В нулевых рассказах еще нет битовской проблемы отношений автора и героя, потому что еще нет героя. Автораздвоение на героя и автора составит процесс писательского становления в предстоящее десятилетие (60-е, те самые). Нам будет явлен молодой герой, отличающийся особенным свойством растерянности («чрезмерной», по определению Ленинградского горкома КПСС, чей критический отзыв сохранил в своем архиве автор, — см. 1-й том — и единственный — его собрания сочинений /М. «Молодая гвардия». 1991, стр. 567/). Это свойство само по себе предстанет двойственным, тянущим в одну сторону к фигу-бездельнику, а в другую — к писателю-автору, лирическому герою «Жизни в ветреную погоду» (1963), в котором особого рода (и степени) рассредоточенность есть открытость и незашоренность как условие состояния творческого. Но во всех вариантах растерянность битовского героя есть свойство, словно демонстративно — а на самом деле естественно — его отличающее от идейной сосредоточенности героя советской литературы. Герой растерян и безыдеен — мир его оголен, вместе со многим прочим, также и от идей. Но не от идеалов, незримо хранящих и это оголенное бытие и напоминающих о себе в скверную (от собственной скверны) минуту нежданным вопросом при чтении старой книги с оборванными листами: откуда в тебе, таком случайном и маленьком, такая большая вещь, как любовь? «Вдруг, словно бы без всякого повода, следовало описание прекрасного сада, но оно обрывалось внезапно, потому что тут как раз была вырвана страница». Сад же этот в старинной книге сливается с садом напротив дома, составляющим идеальный центр его близкого, своего пространства (Ботанический сад на Аптекарском острове). Раннее творчество Битова есть в немалой мере история отношений его героя с «садом», которых он не выдерживает, для которых он слишком мал и слаб. Главные силы его уходят на то, чтобы просто чувствовать себя живым, «быть живым, живым, и только». (Исторические тоже строки, возникшие в те же исторические 50-е годы, строки, которые мы декламируем патетически, но бездумно, не замечая таящегося в этом «и только» — возможно, и от самого поэта таящегося — отчаяния. Как историческое отчаяние от ощущения приближающихся «последних времен» проявится также в экологическом движении 70 — 80-х годов, когда экология у нас заменит идеологию, что будет первым симптомом близящегося краха советской вечности. Читатель Битова знает, сколь важной станет тема экологическая в его сочинениях уже этих более поздних времен.)

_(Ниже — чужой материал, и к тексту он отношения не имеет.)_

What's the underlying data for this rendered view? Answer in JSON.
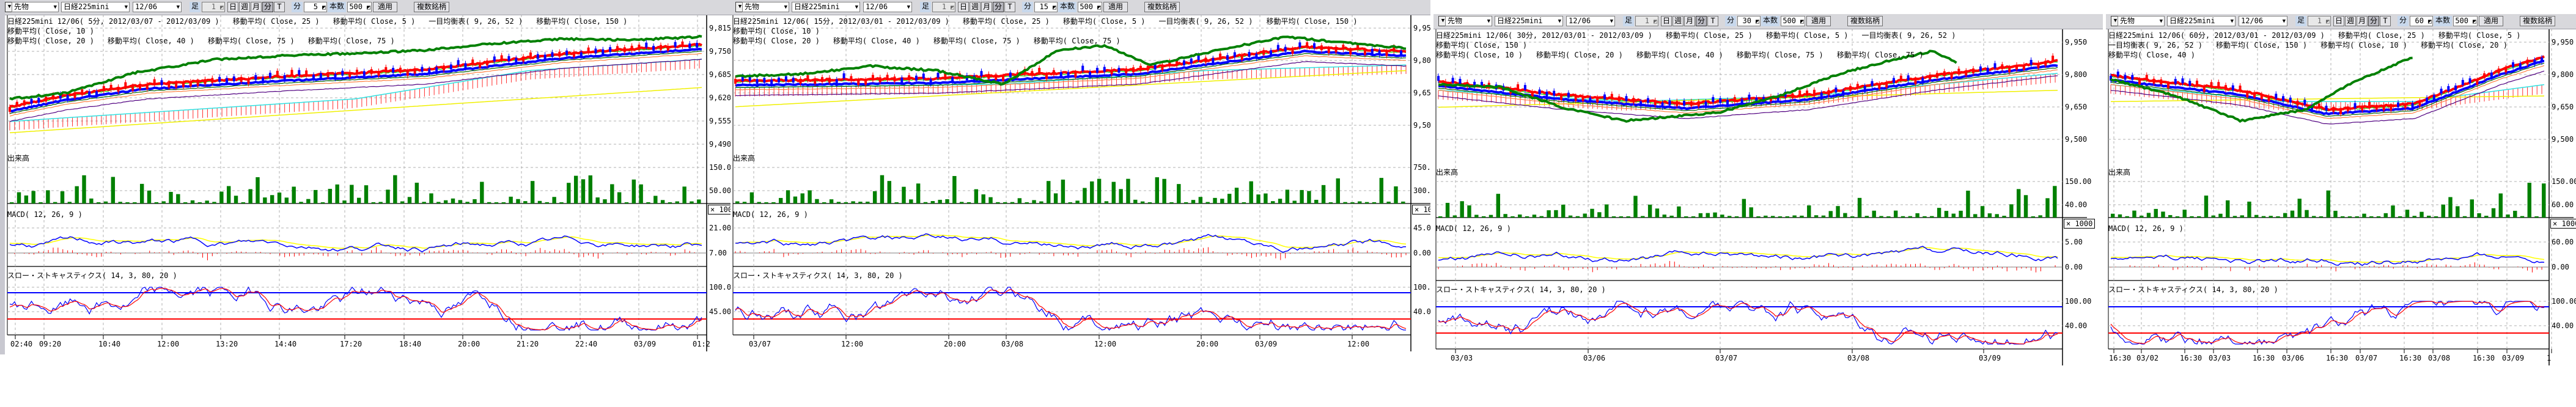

Путь писателя Битова увел его из своего хронотопа на просторы «хронотопа Империи». Это было большим расширением и, можно сказать, расцветом мира автора, но и большой утратой. В пути писателя оказалась записана история блудного сына — это не наш, это собственный его комментарий к своей судьбе. Как будто земля его не держала в его пространстве, и он утратил родной хронотоп, устремившись в свои путешествия на поиски не обретенной дома цельности. Он искал ее и находил у других народов («Уроки Армении», «Выбор натуры»; и еще абсолютный полюс цельности, как утраченный «сад», к которому устремился, — Пушкин) — и сколько он, «безумный расточитель», от них приобрел! Но в то же время устало-зорким глазом и в идиллии чужого цельного мира отмечал иллюзию — и пришел, наконец, к картине его крушения в «Ожидании обезьян». И все десятилетия эти лелеял мотив возвращения блудного сына. И, называя его по имени во фрагменте «Рассеянный свет», связал его с «памятью смертной»:
«Срок миновал. Выжил… Рассеянный свет! Куда рассеялось все?! От какой нашей рассеянности… И какой свет мы имели в виду?.. Все густеет вокруг. Сужается. Теснина, туннель. Свет рассеялся и поглотился, но что-то, пятнышко какое-то… растет впереди. Впереди или в конце? Там — свет. Оттуда свет. Тот свет».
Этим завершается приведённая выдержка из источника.